Em uma viagem pelo tempo para revistar culturas ancestrais, voltamos à Europa da Idade do Gelo, entre 34.000 e 24.000 anos atrás, onde uma recente descoberta arqueológica nos revela uma face até então velada da humanidade primitiva.
Uma exploração encontrou adornos pessoais de nossos antepassados, e esses pequenos objetos que, à primeira vista, podem parecer triviais, na verdade carregam em si histórias e segredos de civilizações há muito desaparecidas.
A pesquisa, meticulosamente conduzida por Jack Baker, um doutorando em pré-história da Universidade de Bordeaux, e sua equipe, analisou mais de 100 tipos de contas feitas de conchas, marfim e outros materiais, provenientes de 112 sítios arqueológicos espalhados pela Europa, de Paviland, no País de Gales, até Kostenki, na Rússia. Esses objetos não são meros bibelôs, são verdadeiras cápsulas do tempo que nos contam sobre a diversidade cultural de nossos ancestrais.
Os adornos encontrados são de uma variedade estonteante. Tratam-se de colares de marfim esculpidos em formas que lembram corujas, contas talhadas para se assemelharem a seios humanos, pingentes de âmbar, conchas perfuradas e uma vasta gama de dentes de animais. Cada peça é uma obra de arte apresentando novos indícios ancestrais de uma cultura diversa.

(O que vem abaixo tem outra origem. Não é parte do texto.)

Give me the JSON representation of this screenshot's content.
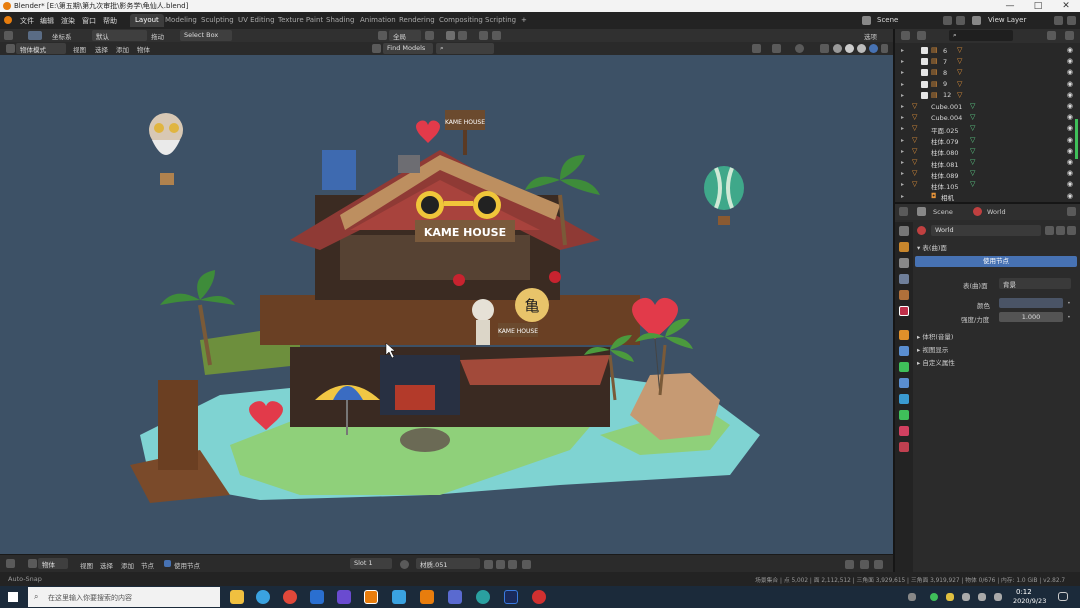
{
  "window": {
    "title": "Blender* [E:\\第五期\\第九次审批\\影务学\\龟仙人.blend]",
    "controls": [
      "—",
      "□",
      "✕"
    ]
  },
  "menu": [
    "文件",
    "编辑",
    "渲染",
    "窗口",
    "帮助"
  ],
  "workspaces": [
    "Layout",
    "Modeling",
    "Sculpting",
    "UV Editing",
    "Texture Paint",
    "Shading",
    "Animation",
    "Rendering",
    "Compositing",
    "Scripting"
  ],
  "active_workspace": "Layout",
  "scene": {
    "label": "Scene",
    "view_layer": "View Layer"
  },
  "viewport_header": {
    "coord_label": "坐标系",
    "coord_value": "默认",
    "drag_label": "拖动",
    "select_mode": "Select Box",
    "transform": "全局",
    "options": "选项"
  },
  "viewport_header2": {
    "mode": "物体模式",
    "view": "视图",
    "select": "选择",
    "add": "添加",
    "object": "物体",
    "find_models": "Find Models"
  },
  "scene_signs": {
    "roof_sign": "KAME HOUSE",
    "top_sign": "KAME HOUSE",
    "balcony_sign": "KAME HOUSE",
    "kame_char": "亀"
  },
  "outliner": {
    "rows": [
      {
        "name": "6",
        "type": "collection"
      },
      {
        "name": "7",
        "type": "collection"
      },
      {
        "name": "8",
        "type": "collection"
      },
      {
        "name": "9",
        "type": "collection"
      },
      {
        "name": "12",
        "type": "collection"
      },
      {
        "name": "Cube.001",
        "type": "mesh"
      },
      {
        "name": "Cube.004",
        "type": "mesh"
      },
      {
        "name": "平面.025",
        "type": "mesh"
      },
      {
        "name": "柱体.079",
        "type": "mesh"
      },
      {
        "name": "柱体.080",
        "type": "mesh"
      },
      {
        "name": "柱体.081",
        "type": "mesh"
      },
      {
        "name": "柱体.089",
        "type": "mesh"
      },
      {
        "name": "柱体.105",
        "type": "mesh"
      },
      {
        "name": "相机",
        "type": "camera"
      }
    ]
  },
  "properties": {
    "breadcrumb_scene": "Scene",
    "breadcrumb_world": "World",
    "world_name": "World",
    "section_surface": "表(曲)面",
    "use_nodes": "使用节点",
    "surface_label": "表(曲)面",
    "surface_value": "背景",
    "color_label": "颜色",
    "strength_label": "强度/力度",
    "strength_value": "1.000",
    "sections": [
      "体积(音量)",
      "视图显示",
      "自定义属性"
    ]
  },
  "timeline": {
    "mode": "物体",
    "view": "视图",
    "select": "选择",
    "add": "添加",
    "node": "节点",
    "use_nodes": "使用节点",
    "slot": "Slot 1",
    "material": "材质.051"
  },
  "statusbar": {
    "left": "Auto-Snap",
    "right": "场景集合 | 点 5,002 | 面 2,112,512 | 三角面 3,929,615 | 三角面 3,919,927 | 物体 0/676 | 内存: 1.0 GiB | v2.82.7"
  },
  "taskbar": {
    "search_placeholder": "在这里输入你要搜索的内容",
    "time": "0:12",
    "date": "2020/9/23"
  },
  "colors": {
    "viewport_bg": "#3d5166",
    "accent": "#4772b3",
    "mesh_icon": "#e8953a",
    "modifier_icon": "#5fd38a"
  }
}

Através desses objetos, os pesquisadores identificaram nada menos que nove grupos culturais distintos de caçadores-coletores. Mas o que realmente impressiona não é apenas a diversidade, e sim a forma como esses grupos expressavam sua identidade cultural, uma maneira tão singular através de seus adornos. No leste, por exemplo, predominavam o marfim, os dentes e as pedras, enquanto do outro lado dos Alpes, as pessoas se adornavam com cores vibrantes e extravagantes: vermelhos, rosas, azuis.
Compreendendo a história dos nossos ancestrais
A pesquisa trouxe à tona uma percepção intrigante sobre a história dessas civilizações ancestrais: a distância geográfica e o isolamento não eram os principais fatores que moldavam as diferenças nos adornos entre os grupos, o que sugere que outros elementos estavam em jogo, talvez a disponibilidade de materiais, o compartilhamento cultural entre os grupos ou até mesmo o status social de um indivíduo.
Curiosamente, as diferenças culturais se cristalizavam mais claramente nos sítios de sepultamento do que nos locais onde as pessoas viviam, apontando para a importância dos rituais funerários na expressão cultural.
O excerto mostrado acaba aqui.